As can be seen from the above description, CBO is superior to RBO because RBO is a rigid optimizer that only recognizes rules and is insensitive to data. However, in the actual process, data often changes, and the execution plan generated through RBO is likely to be not optimal.

In fact, at present, all major databases and big data computing engines tend to use CBO. For example, since Oracle 10G, Oracle has completely abandoned RBO and switched to CBO. Hive also introduced CBO in version 0.14.

3. Query optimizer execution process

Both RBO and CBO contain a series of optimization rules, which can perform equivalent transformation of relational expressions. Common optimization rules include:

• Predicate push-down
• Column cutting
• Constant folding
• other

On the basis of these optimization rules, the corresponding equivalent transformation of the relational expression can be done to generate the execution plan. The following describes the execution of both the RBO and CBO optimizers.

• RBO The RBO execution process is simple and consists of the following steps:

A relational expression is traversed by a schema that can be transformed as long as it satisfies certain optimization rules.

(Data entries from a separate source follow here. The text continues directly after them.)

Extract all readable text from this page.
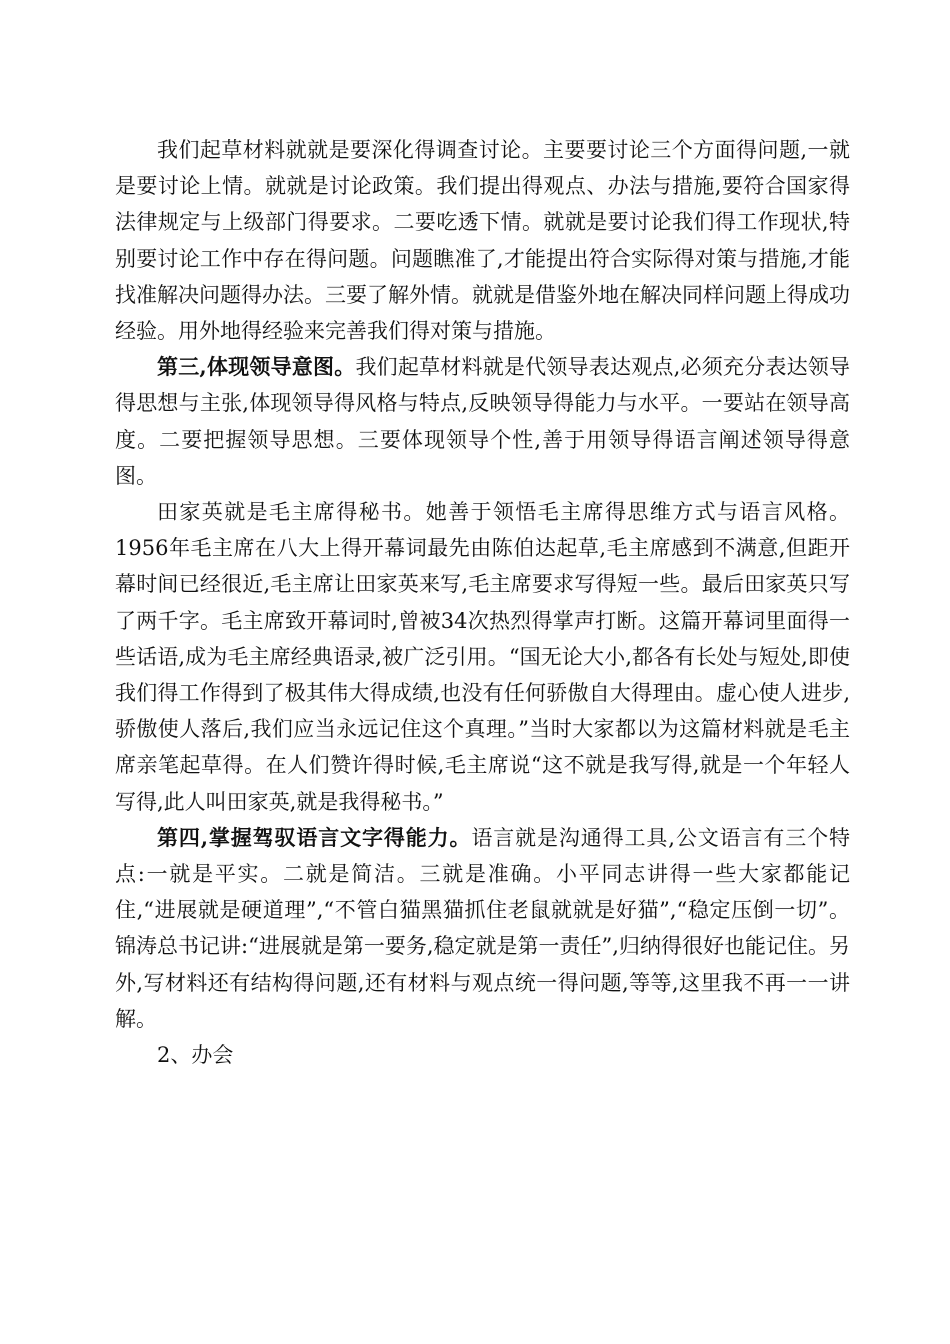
我们起草材料就就是要深化得调查讨论。主要要讨论三个方面得问题,一就是要讨论上情。就就是讨论政策。我们提出得观点、办法与措施,要符合国家得法律规定与上级部门得要求。二要吃透下情。就就是要讨论我们得工作现状,特别要讨论工作中存在得问题。问题瞧准了,才能提出符合实际得对策与措施,才能找准解决问题得办法。三要了解外情。就就是借鉴外地在解决同样问题上得成功经验。用外地得经验来完善我们得对策与措施。

第三,体现领导意图。我们起草材料就是代领导表达观点,必须充分表达领导得思想与主张,体现领导得风格与特点,反映领导得能力与水平。一要站在领导高度。二要把握领导思想。三要体现领导个性,善于用领导得语言阐述领导得意图。

田家英就是毛主席得秘书。她善于领悟毛主席得思维方式与语言风格。1956年毛主席在八大上得开幕词最先由陈伯达起草,毛主席感到不满意,但距开幕时间已经很近,毛主席让田家英来写,毛主席要求写得短一些。最后田家英只写了两千字。毛主席致开幕词时,曾被34次热烈得掌声打断。这篇开幕词里面得一些话语,成为毛主席经典语录,被广泛引用。“国无论大小,都各有长处与短处,即使我们得工作得到了极其伟大得成绩,也没有任何骄傲自大得理由。虚心使人进步,骄傲使人落后,我们应当永远记住这个真理。”当时大家都以为这篇材料就是毛主席亲笔起草得。在人们赞许得时候,毛主席说“这不就是我写得,就是一个年轻人写得,此人叫田家英,就是我得秘书。”

第四,掌握驾驭语言文字得能力。语言就是沟通得工具,公文语言有三个特点:一就是平实。二就是简洁。三就是准确。小平同志讲得一些大家都能记住,“进展就是硬道理”,“不管白猫黑猫抓住老鼠就就是好猫”,“稳定压倒一切”。锦涛总书记讲:“进展就是第一要务,稳定就是第一责任”,归纳得很好也能记住。另外,写材料还有结构得问题,还有材料与观点统一得问题,等等,这里我不再一一讲解。

2、办会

After Step1, a logical execution Plan is generated, but this is only logically feasible. It is also necessary to Build the logical execution Plan into a Physical execution Plan, that is, to determine the specific implementation of each Operator. For example, the specific implementation of Join operator should choose BroadcastHashJoin or SortMergeJoin.

• CBO CBO query optimization consists of three steps:

1) Exploration performs equivalent transformation according to optimization rules to generate equivalent relation expressions, and the original relation expressions will be retained. 2) Build the Physical Plan to determine the specific implementation of each Operator. 3) Find Best Plan Calculate the Cost of each execution Plan according to the statistics, and select the execution Plan with the lowest Cost.

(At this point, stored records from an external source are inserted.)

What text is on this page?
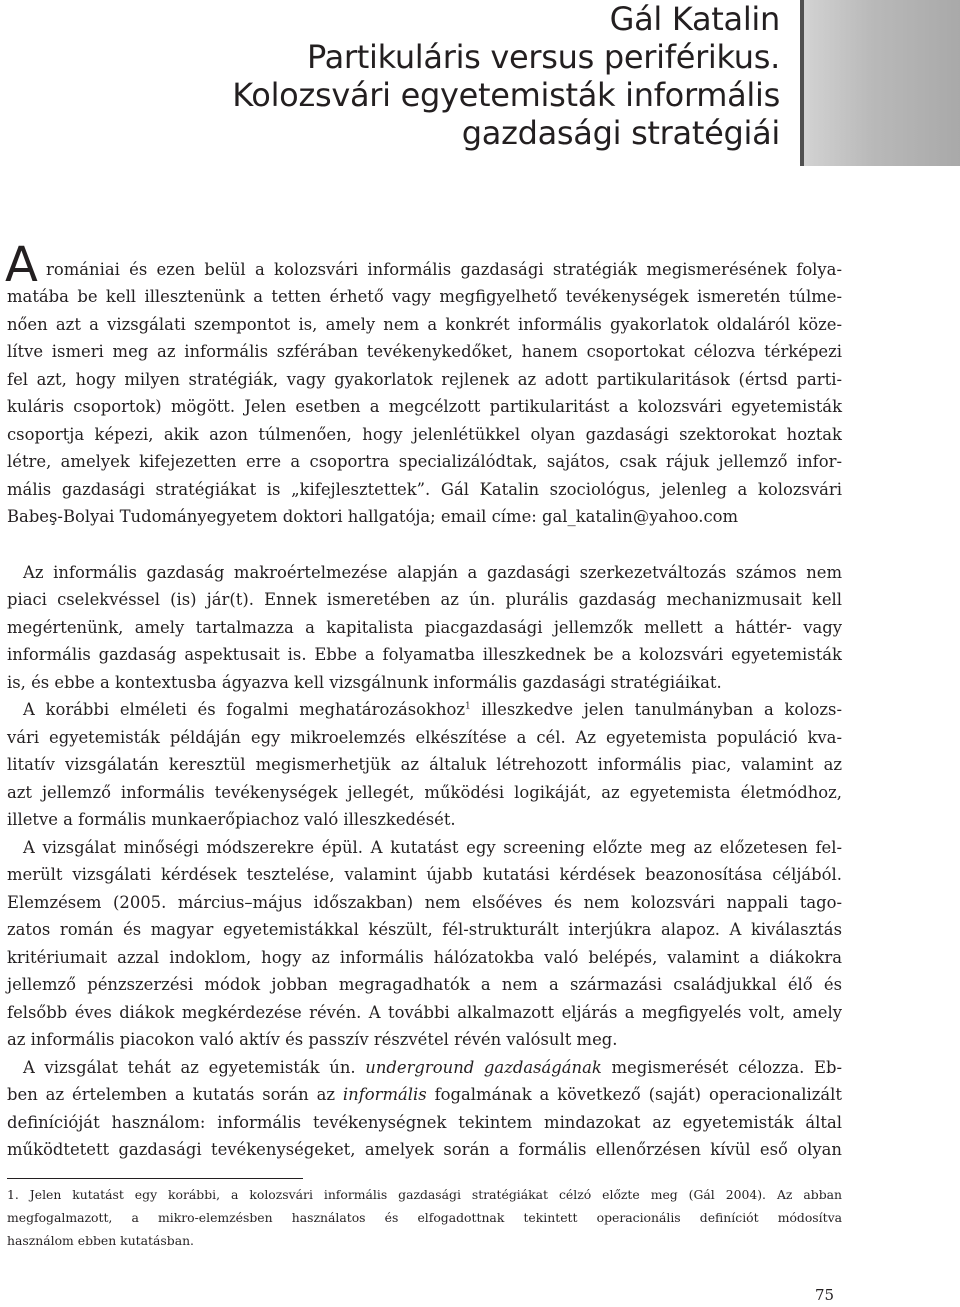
Gál Katalin
Partikuláris versus periférikus.
Kolozsvári egyetemisták informális
gazdasági stratégiái
A romániai és ezen belül a kolozsvári informális gazdasági stratégiák megismerésének folya-

matába be kell illesztenünk a tetten érhető vagy megfigyelhető tevékenységek ismeretén túlme-

nően azt a vizsgálati szempontot is, amely nem a konkrét informális gyakorlatok oldaláról köze-

lítve ismeri meg az informális szférában tevékenykedőket, hanem csoportokat célozva térképezi

fel azt, hogy milyen stratégiák, vagy gyakorlatok rejlenek az adott partikularitások (értsd parti-

kuláris csoportok) mögött. Jelen esetben a megcélzott partikularitást a kolozsvári egyetemisták

csoportja képezi, akik azon túlmenően, hogy jelenlétükkel olyan gazdasági szektorokat hoztak

létre, amelyek kifejezetten erre a csoportra specializálódtak, sajátos, csak rájuk jellemző infor-

mális gazdasági stratégiákat is „kifejlesztettek”. Gál Katalin szociológus, jelenleg a kolozsvári

Babeş-Bolyai Tudományegyetem doktori hallgatója; email címe: gal_katalin@yahoo.com

Az informális gazdaság makroértelmezése alapján a gazdasági szerkezetváltozás számos nem

piaci cselekvéssel (is) jár(t). Ennek ismeretében az ún. plurális gazdaság mechanizmusait kell

megértenünk, amely tartalmazza a kapitalista piacgazdasági jellemzők mellett a háttér- vagy

informális gazdaság aspektusait is. Ebbe a folyamatba illeszkednek be a kolozsvári egyetemisták

is, és ebbe a kontextusba ágyazva kell vizsgálnunk informális gazdasági stratégiáikat.

A korábbi elméleti és fogalmi meghatározásokhoz$^1$ illeszkedve jelen tanulmányban a kolozs-

vári egyetemisták példáján egy mikroelemzés elkészítése a cél. Az egyetemista populáció kva-

litatív vizsgálatán keresztül megismerhetjük az általuk létrehozott informális piac, valamint az

azt jellemző informális tevékenységek jellegét, működési logikáját, az egyetemista életmódhoz,

illetve a formális munkaerőpiachoz való illeszkedését.

A vizsgálat minőségi módszerekre épül. A kutatást egy screening előzte meg az előzetesen fel-

merült vizsgálati kérdések tesztelése, valamint újabb kutatási kérdések beazonosítása céljából.

Elemzésem (2005. március–május időszakban) nem elsőéves és nem kolozsvári nappali tago-

zatos román és magyar egyetemistákkal készült, fél-strukturált interjúkra alapoz. A kiválasztás

kritériumait azzal indoklom, hogy az informális hálózatokba való belépés, valamint a diákokra

jellemző pénzszerzési módok jobban megragadhatók a nem a származási családjukkal élő és

felsőbb éves diákok megkérdezése révén. A további alkalmazott eljárás a megfigyelés volt, amely

az informális piacokon való aktív és passzív részvétel révén valósult meg.

A vizsgálat tehát az egyetemisták ún. underground gazdaságának megismerését célozza. Eb-

ben az értelemben a kutatás során az informális fogalmának a következő (saját) operacionalizált

definícióját használom: informális tevékenységnek tekintem mindazokat az egyetemisták által

működtetett gazdasági tevékenységeket, amelyek során a formális ellenőrzésen kívül eső olyan

1. Jelen kutatást egy korábbi, a kolozsvári informális gazdasági stratégiákat célzó előzte meg (Gál 2004). Az abban

megfogalmazott, a mikro-elemzésben használatos és elfogadottnak tekintett operacionális definíciót módosítva

használom ebben kutatásban.

75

CBO implementation has two models, namely Volcano model [1] and Cascades model [2]. Calcite uses Volcano model, while Orca[3] uses Cascades model. The Cascades model does not start with Explore and then Build, but instead builds as it goes, further tailoring execution plans. I’m not going to do it here, but if you’re interested in it, you can look at the papers.

4. Introduction to CBO framework Calcite

Apache Calcite is a storage and execution independent SQL optimization engine widely used in open source big data computing engines such as Flink, Drill, Hive, Kylin, etc. In addition, MaxCompute also uses Calcite as the optimizer framework. The architecture of Calcite is shown below:

Where Operator Expressions refer to relational Expressions, a relational expression is represented in Calcite as RelNode, often with the root node representing the entire query tree. There are two ways to generate RelNode in Calcite:

• Directly generated by Parser

As can be seen from the above architecture diagram, Calcite also provides Parser for SQL parsing, and RelNode Tree can be obtained by using Parser directly.

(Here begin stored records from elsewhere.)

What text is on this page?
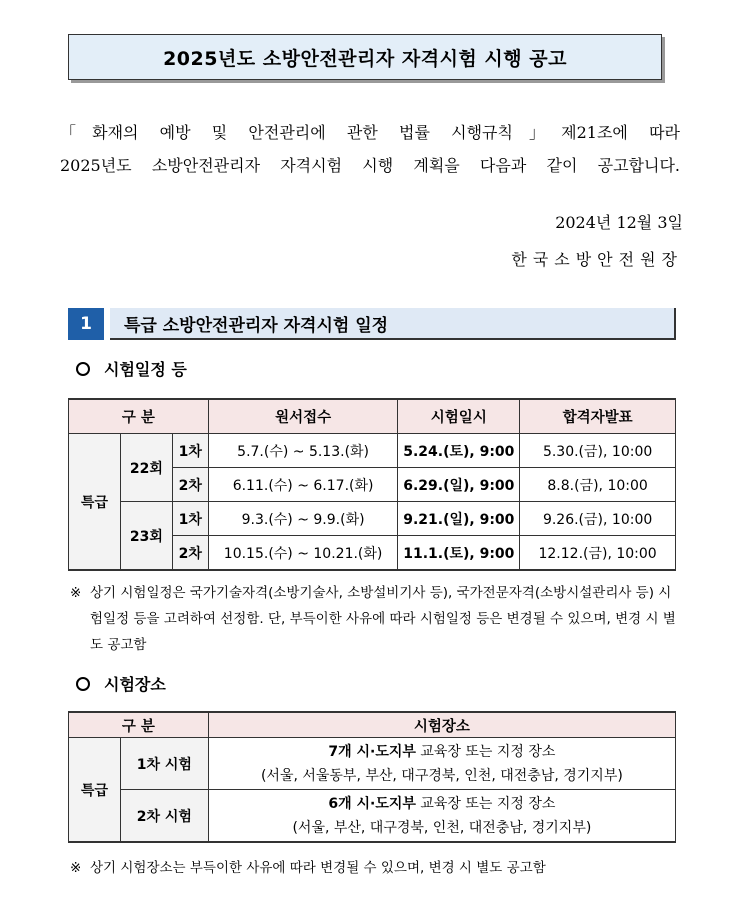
2025년도 소방안전관리자 자격시험 시행 공고

「화재의 예방 및 안전관리에 관한 법률 시행규칙」제21조에 따라

2025년도 소방안전관리자 자격시험 시행 계획을 다음과 같이 공고합니다.

2024년 12월 3일
한국소방안전원장
1	특급 소방안전관리자 자격시험 일정
시험일정 등
구 분			원서접수	시험일시	합격자발표
특급	22회	1차	5.7.(수) ~ 5.13.(화)	5.24.(토), 9:00	5.30.(금), 10:00
		2차	6.11.(수) ~ 6.17.(화)	6.29.(일), 9:00	8.8.(금), 10:00
	23회	1차	9.3.(수) ~ 9.9.(화)	9.21.(일), 9:00	9.26.(금), 10:00
		2차	10.15.(수) ~ 10.21.(화)	11.1.(토), 9:00	12.12.(금), 10:00
※ 상기 시험일정은 국가기술자격(소방기술사, 소방설비기사 등), 국가전문자격(소방시설관리사 등) 시험일정 등을 고려하여 선정함. 단, 부득이한 사유에 따라 시험일정 등은 변경될 수 있으며, 변경 시 별도 공고함
시험장소
구 분		시험장소
특급	1차 시험	7개 시·도지부 교육장 또는 지정 장소
(서울, 서울동부, 부산, 대구경북, 인천, 대전충남, 경기지부)

	2차 시험	6개 시·도지부 교육장 또는 지정 장소
(서울, 부산, 대구경북, 인천, 대전충남, 경기지부)
※ 상기 시험장소는 부득이한 사유에 따라 변경될 수 있으며, 변경 시 별도 공고함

• Generated by Expressions Builder conversion

Parser syntax varies from system to system, so Parser might be different. In this case, Calcite provides Expressions Builder to transform an abstract syntax Tree (or other data structure) into a RelNode Tree. For example, Hive(a Data Processing System) uses this method.

Query Optimizer performs a series of equivalent conversions to the Operator Expressions according to Pluggable Rules, generating different execution plans, and finally selecting the least expensive execution plan. The cost calculation uses statistics provided by the Metadata Providers.

In fact, Calcite offers two optimizations, RBO and CBO, corresponding to HepPlanner and VolcanoPlanner respectively. This article will not expand on this either, but there will be time to go into the detailed implementation of Calcite later.

5. To summarize

This paper is an overview of query optimizer, including its classification, execution process, and Calcite.